I am trying to solve following PDE using DSolve but there is no result upon completion-

DSolve[D[-A[r,t],t]D[A[r,t],r]+A[r,t]D[D[A[r,t],r],t]==0,A[r, t], {r, t}]

• DSolve[]'s support for PDE's is still somewhat limited, so don't be surprised if some things don't work yet :P. Try alternative -> Maple. Feb 9 '18 at 12:59
• The approach A[r,t]=R[r]T[t](separation of variables) solves the pde without any restriction concerning R[r],T[t] ??? Feb 9 '18 at 13:04

Your pde leads to $1=1$. So any two random functions $R(r)$ and $T(t)$ give a solution.

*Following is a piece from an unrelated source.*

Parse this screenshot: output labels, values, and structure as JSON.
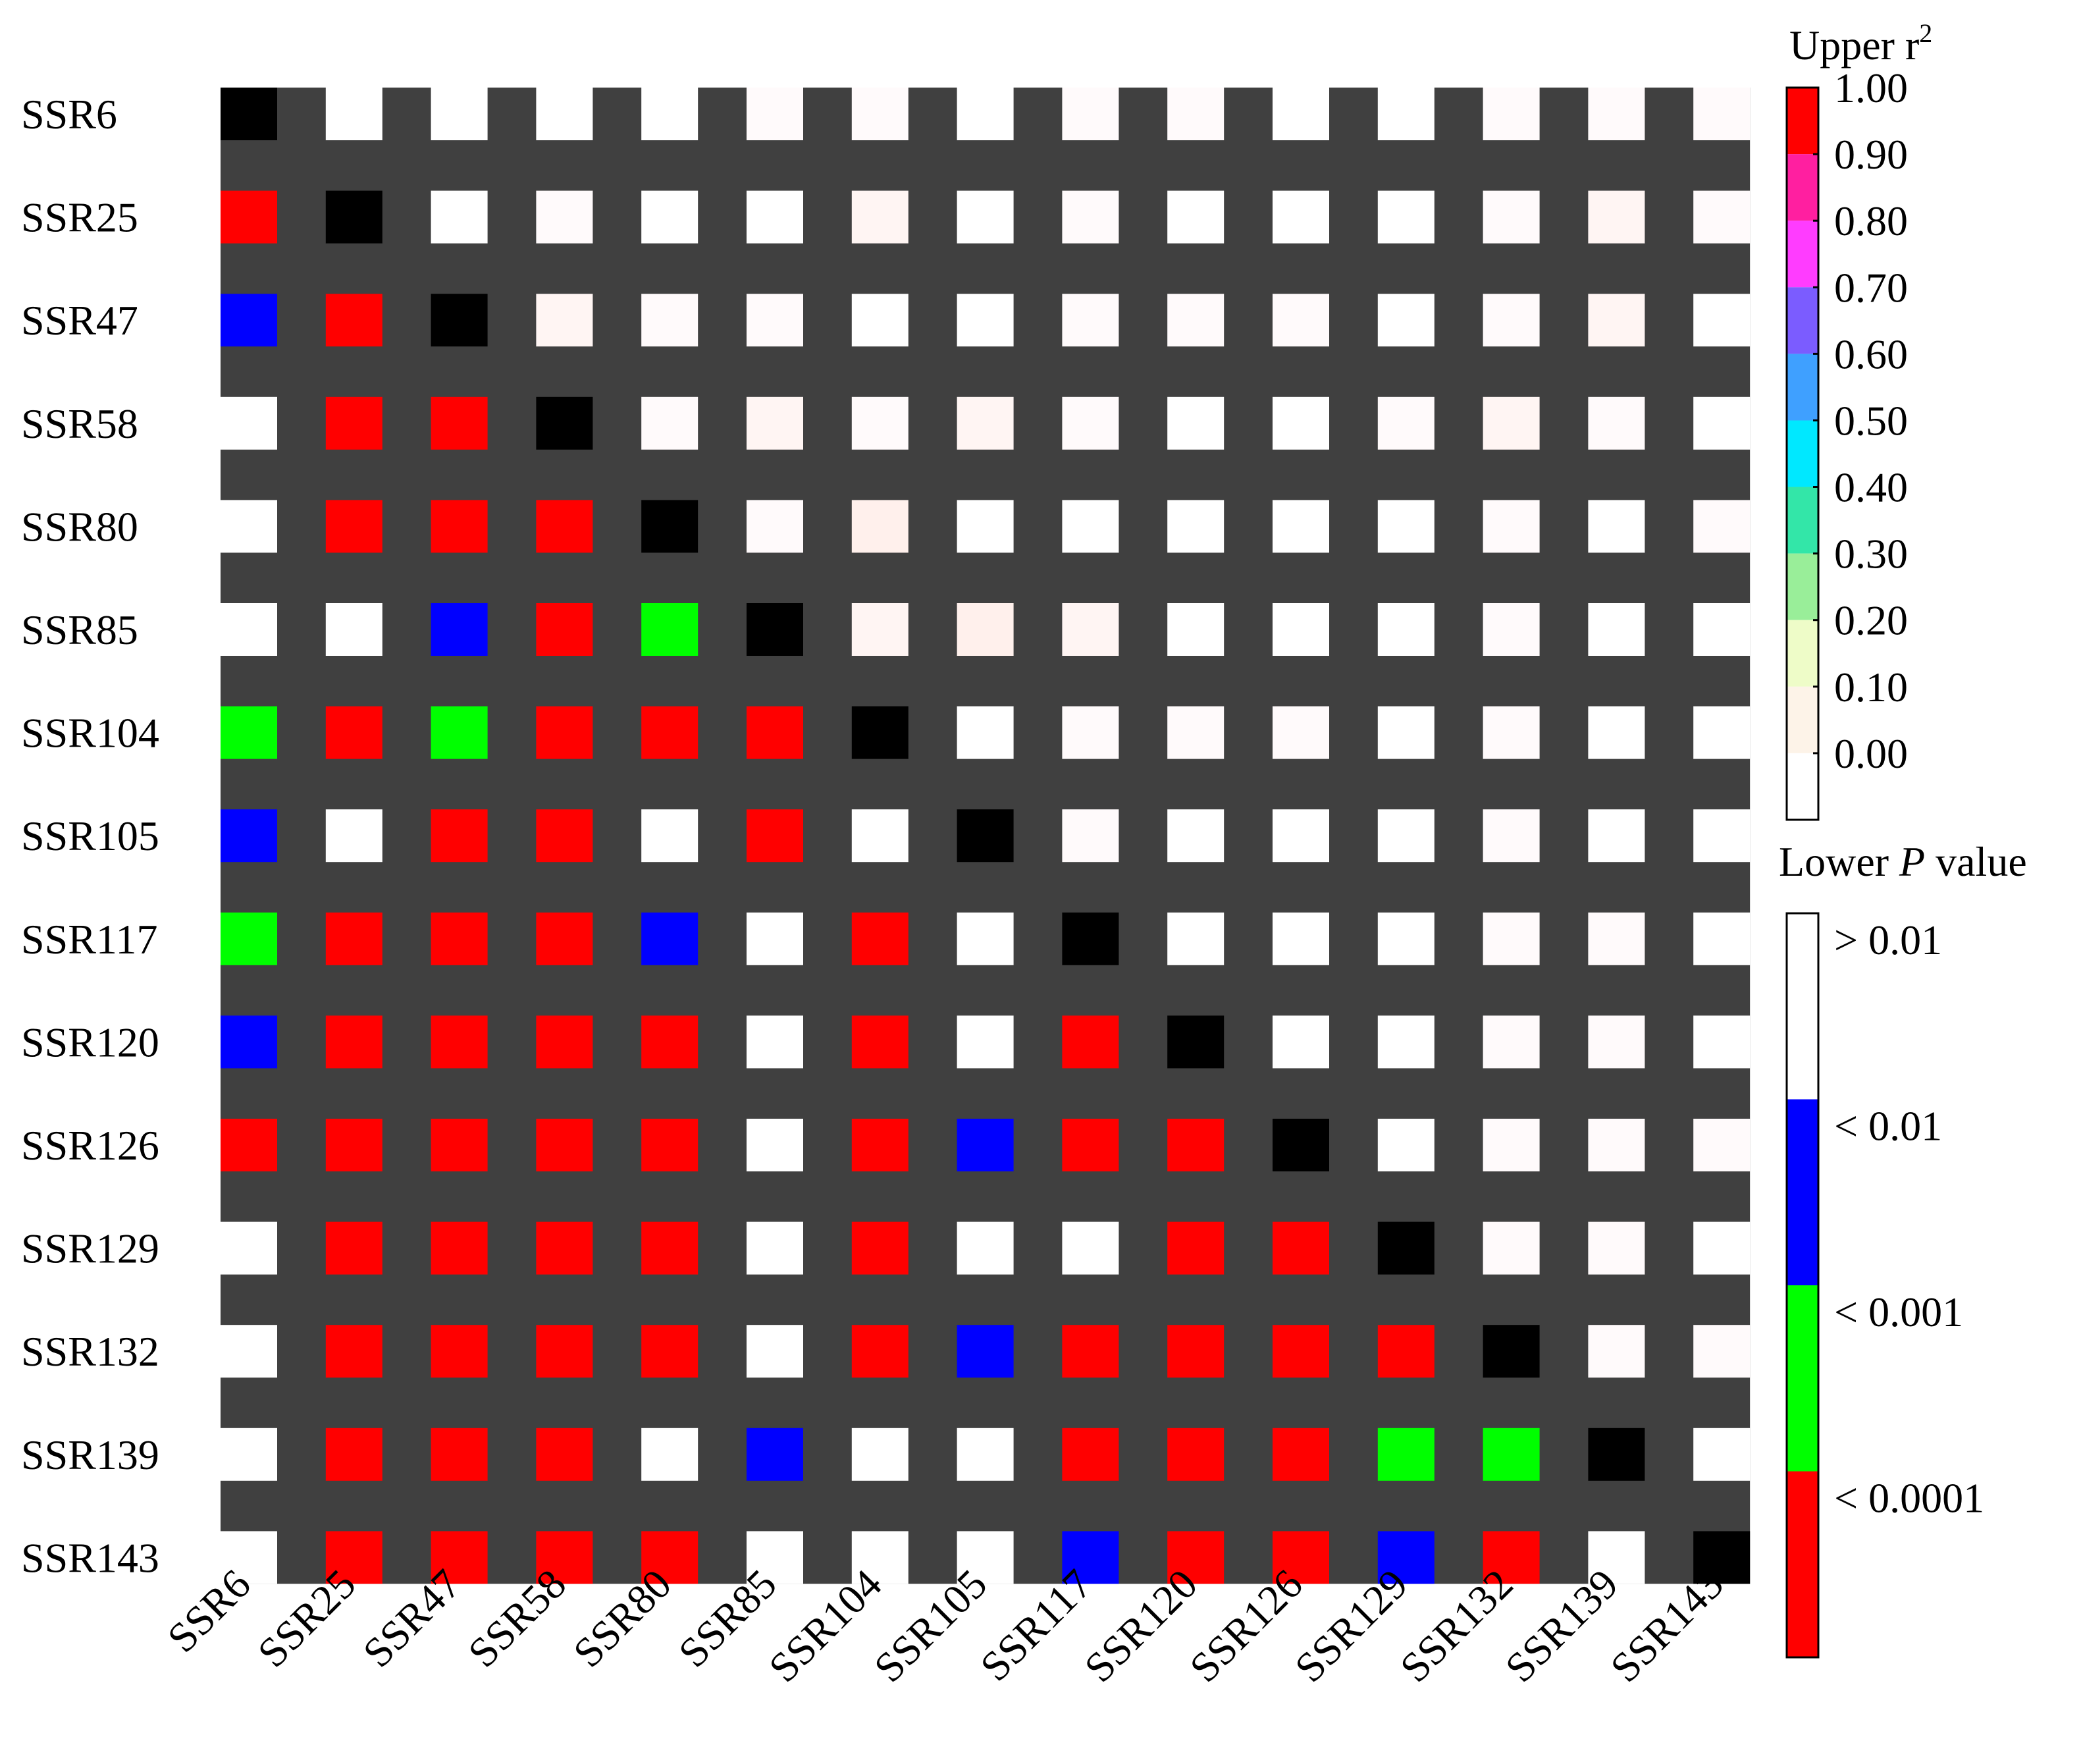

Solve $$-u_{t}u_{r}+u\ u_{rt}=0$$

Let $u=R\left( r\right) T\left( t\right)$ then the above becomes

\begin{align*} -\left( RT^{\prime}\right) \left( R^{\prime}T\right) +\left( RT\right) \ \left( R^{\prime}T^{\prime}\right) & =0\\ R^{\prime}T^{\prime} & =R^{\prime}T^{\prime}\\ 1 & =1 \end{align*}

So try any random functions, $R(r)$ and $T(t)$, they will be a solution

ClearAll[r,t,solvePDE]
solvePDE[R0_,T0_,r_,t_]:=Module[{u},
u=R0 T0;
Simplify[D[-u,t]D[u,r]+u D[D[u,r],t]]
]

solvePDE[Sin[r],Exp[-t],r,t]
(* 0 *)

solvePDE[Sin[r]*Cos[r]+2*r,Exp[-t]+t+Tan[t],r,t]
(* 0 *)

solvePDE[r^3, t^8, r, t]
(* 0 *)


May be Mathematica should just have returned $F1(r) F2(t)$ as an answer?